Cultural understanding, he added, is key to truly human-like AI. “Culturally aware AI should ideally be AI that understands the why behind the what,” he said. “It’s about deep research and understanding the background — not just giving straight answers to straight questions.”

“At Infobip, we integrate with multiple large language models and do so in an agnostic way,” he said. “We combine them and see which ones serve which purpose, giving us the flexibility to avoid pitfalls like AI hallucination or unwanted replies.”

The ethics of language and inclusion

Kapetanovic cautioned that neglecting Arabic in AI development poses not only technical risks but ethical ones.
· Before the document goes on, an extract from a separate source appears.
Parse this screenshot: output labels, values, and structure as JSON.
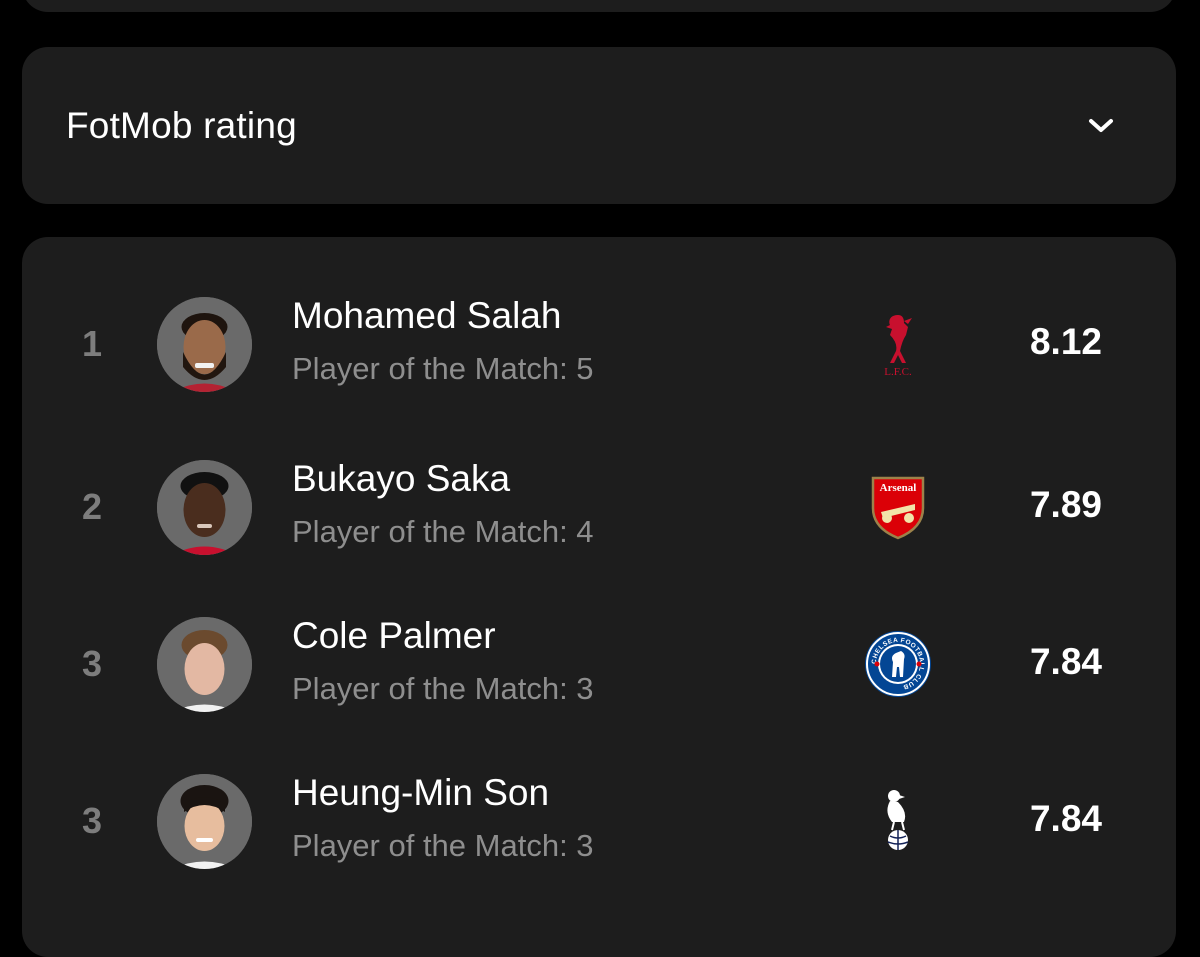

“The ethical risk is that AI can become biased and exclusionary if it doesn’t speak or understand Arabic well,” he said. “If AI systems don’t handle certain languages or dialects properly, or if they lack enough regional data, they can exclude parts of the narrative or reinforce bias.”

“It’s essential for everyone in the AI ecosystem to contribute to making AI as inclusive and democratized as possible. Otherwise, we risk reinforcing disparities in services, information, and opportunities.”